The Battle of Towton in Yorkshire on 29th March 1461, followed on from a battle that took place the day before at Ferrybridge. It was a battle of 50,000 men, and became the largest and bloodiest battle that had been fought in England. The battle had been fought on Palm Sunday, during a cold day, during a snowstorm.
When Edward IV Yorkist army of 25,000 commanded by William Neville, 6th Baron Fauconberg arrived at the battlefield, they found themselves outnumbered. The Lancastrian Army of 30,000 had arrived earlier and prepared themselves, they had lines of men along the top of a ridge.
John Dynham, 1st Baron Dynham and John Wenlock, 1st Baron Wenlock were the commanders of the Yorkist rear-guard. John Mowbury, Duke of Norfolk had not arrived yet with his troops also supporting the Yorkists.
Fauconbergs archers at Battle of Towton
Lord Fauconberg made the first move by the Yorkist archers firing upon the opposing Lancastrian line of soldiers. The longbows released their bodkin tipped arrows at the maximum range, but they had the wind behind them. The arrows homed into the Lancastrians, killing the men standing in line.
The Lancastrian archers returned fire, shooting into the wind and snow. Lord Fauconberg gave the order to retreat after one volley, resulting in the Lancastrian arrows falling short of their target. Due to the snowstorm, the archers could not see their arrows were landing short of their target. They kept firing at Yorkist lines until they had depleted their stock.

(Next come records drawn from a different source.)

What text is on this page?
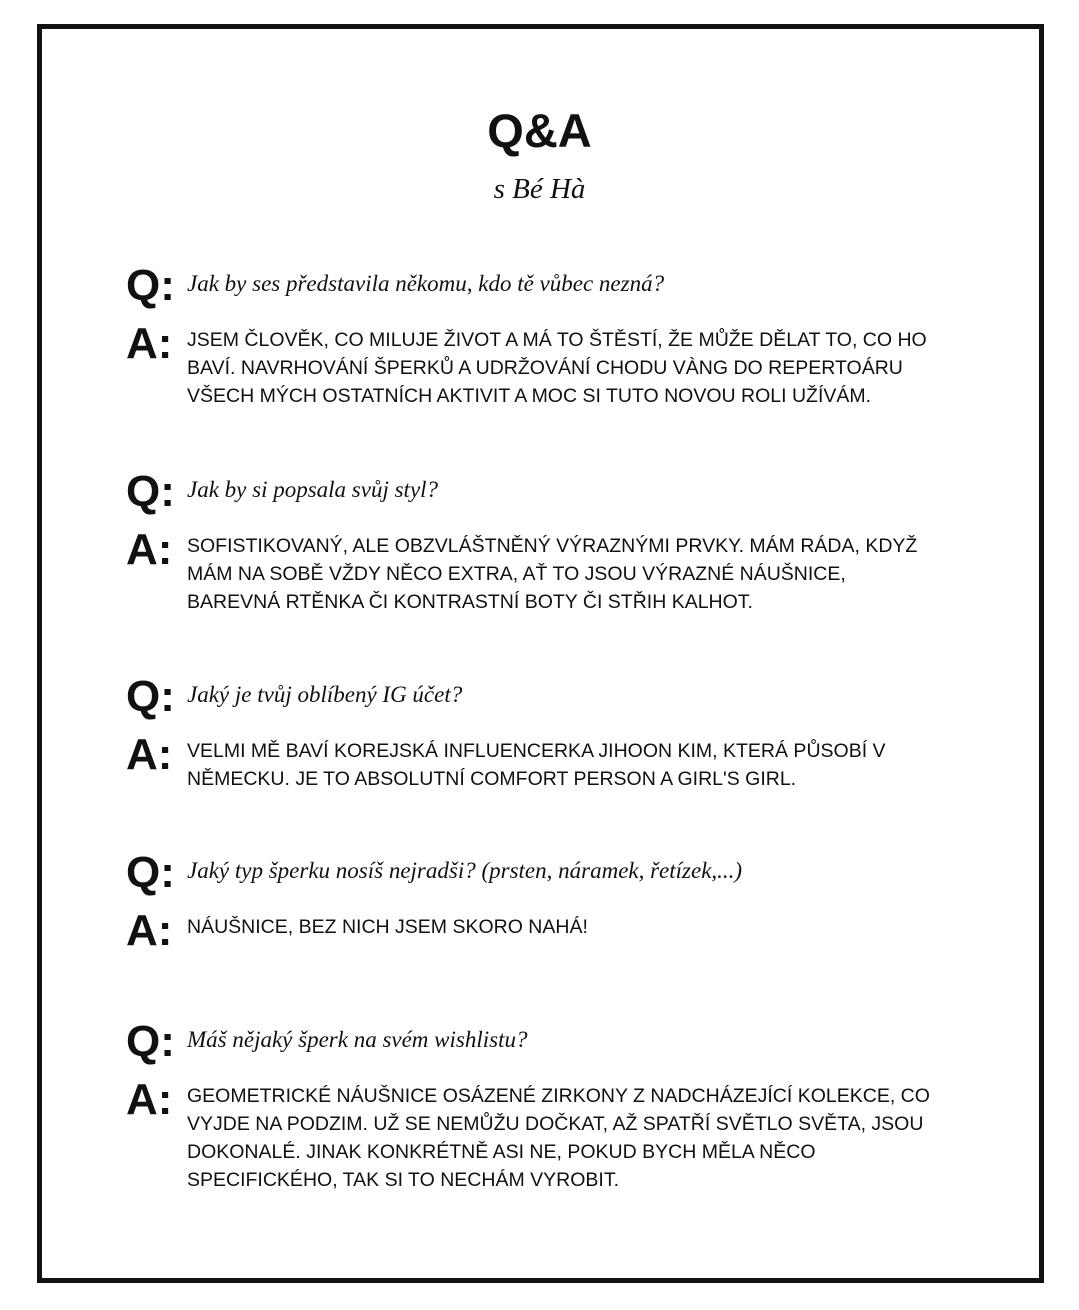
Q&A
s Bé Hà
Q: Jak by ses představila někomu, kdo tě vůbec nezná?
A: JSEM ČLOVĚK, CO MILUJE ŽIVOT A MÁ TO ŠTĚSTÍ, ŽE MŮŽE DĚLAT TO, CO HO
BAVÍ. NAVRHOVÁNÍ ŠPERKŮ A UDRŽOVÁNÍ CHODU VÀNG DO REPERTOÁRU
VŠECH MÝCH OSTATNÍCH AKTIVIT A MOC SI TUTO NOVOU ROLI UŽÍVÁM.
Q: Jak by si popsala svůj styl?
A: SOFISTIKOVANÝ, ALE OBZVLÁŠTNĚNÝ VÝRAZNÝMI PRVKY. MÁM RÁDA, KDYŽ
MÁM NA SOBĚ VŽDY NĚCO EXTRA, AŤ TO JSOU VÝRAZNÉ NÁUŠNICE,
BAREVNÁ RTĚNKA ČI KONTRASTNÍ BOTY ČI STŘIH KALHOT.
Q: Jaký je tvůj oblíbený IG účet?
A: VELMI MĚ BAVÍ KOREJSKÁ INFLUENCERKA JIHOON KIM, KTERÁ PŮSOBÍ V
NĚMECKU. JE TO ABSOLUTNÍ COMFORT PERSON A GIRL'S GIRL.
Q: Jaký typ šperku nosíš nejradši? (prsten, náramek, řetízek,...)
A: NÁUŠNICE, BEZ NICH JSEM SKORO NAHÁ!
Q: Máš nějaký šperk na svém wishlistu?
A: GEOMETRICKÉ NÁUŠNICE OSÁZENÉ ZIRKONY Z NADCHÁZEJÍCÍ KOLEKCE, CO
VYJDE NA PODZIM. UŽ SE NEMŮŽU DOČKAT, AŽ SPATŘÍ SVĚTLO SVĚTA, JSOU
DOKONALÉ. JINAK KONKRÉTNĚ ASI NE, POKUD BYCH MĚLA NĚCO
SPECIFICKÉHO, TAK SI TO NECHÁM VYROBIT.
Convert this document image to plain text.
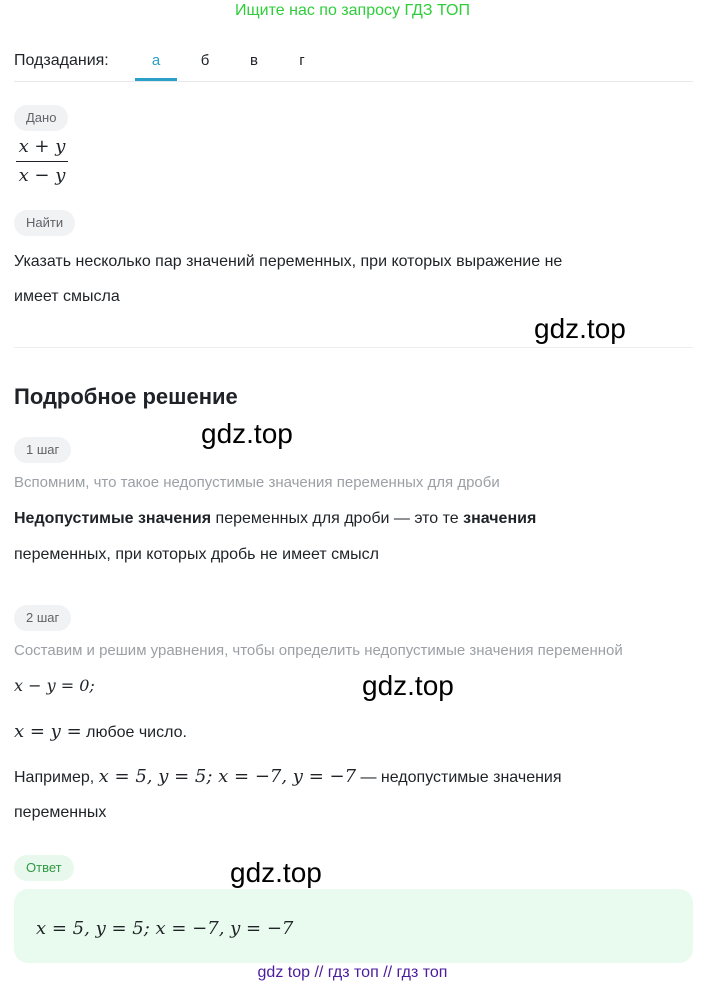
Ищите нас по запросу ГДЗ ТОП
Подзадания:	а	б	в	г
Дано
x + y
x − y
Найти
Указать несколько пар значений переменных, при которых выражение не
имеет смысла
gdz.top
Подробное решение
gdz.top
1 шаг
Вспомним, что такое недопустимые значения переменных для дроби
Недопустимые значения переменных для дроби — это те значения
переменных, при которых дробь не имеет смысл
2 шаг
Составим и решим уравнения, чтобы определить недопустимые значения переменной
x − y = 0;	gdz.top
x = y = любое число.
Например, x = 5, y = 5; x = −7, y = −7 — недопустимые значения
переменных
Ответ	gdz.top
x = 5, y = 5; x = −7, y = −7
gdz top // гдз топ // гдз топ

Lord Fauconberg ordered his archers to move forward and fire upon Lancastrians. Once the arrows run out, the archers used arrows that had been previously shot at them. The Lancastrians advanced towards the Yorkist archers, they gave off another volley of arrows before retreating behind their men-of-arms. The Earl of Northumberland and Sir Andrew Trollope were killed during the attack.
Edward IV inspiring his men
The Yorkist left flank came under attack by the Lancastrian horsemen, they were at previously at Castle Hill Wood. Edward IV move to the left wing to take charge of the men falling into disarray, while others were fleeing. Edward VI started to engage the Lancastrians, while inspiring his men to stand their ground and fight.
As more Lancastrians joined the battle, the Yorkist archers fired at them from close range. The Yorkists became overwhelmed with the amount of Lancastrians reinforcements. The Yorkists gave up ground, and then retreated up the southern ridge.
The fighting had been ranging on for around three hours, before the Duke of Norfolk’s reinforcements arrived. They came over the ridge and attacked the left flank of the Lancastrians. The Lancastrian line started to split up and men began fleeing from the battlefield.
Lancastrian slaughter at Battle of Towton
While the Lancastrians were fleeing, their amour became discarded to run faster. The Duke of Norfolk’s men gave chase, and cut them down in an area later called Bloody Meadow.
The fleeing Lancastrians reached the river of Cock Beck and the wider River Wharfe, they struggled crossing with some drowning in the strong currents. Others became trampled on and drowned while their comrades panicked in the crossing. The Yorkists took advantage with their archers firing their longbows to rain arrows down upon the Lancastrian men in the river.
The Lancastrians that escaped the slaughter at the river, fled and hid the towns of Tadcaster and York. The Yorkists killed the Lancastrians once found. By the end of the Battle of Towton there was around 28,000 dead.
Lancastrian knights taken prisoner
Forty-two Lancastrian knights surrendered had became prisoners, they were brutally killed later. Thomas Courtenay, 14th Earl of Devon was beheaded at York on 3rd April 1461, and James Butler, 1st Earl of Wiltshire was beheaded at Newcastle on 1st May 1461.
Henry VI received news of the defeat, he fled into exile in Scotland with Queen Margaret of Anjou, and their son Edward, Henry Beaufort, 3rd Duke of Somerset and Henry Holland, 3rd Duke of Exeter. A few other Lancastrian nobles also fled to Scotland after the Battle of Towton.
There had been three years of peace before the Battle of Hedgeley Moor took place on 25th April 1464.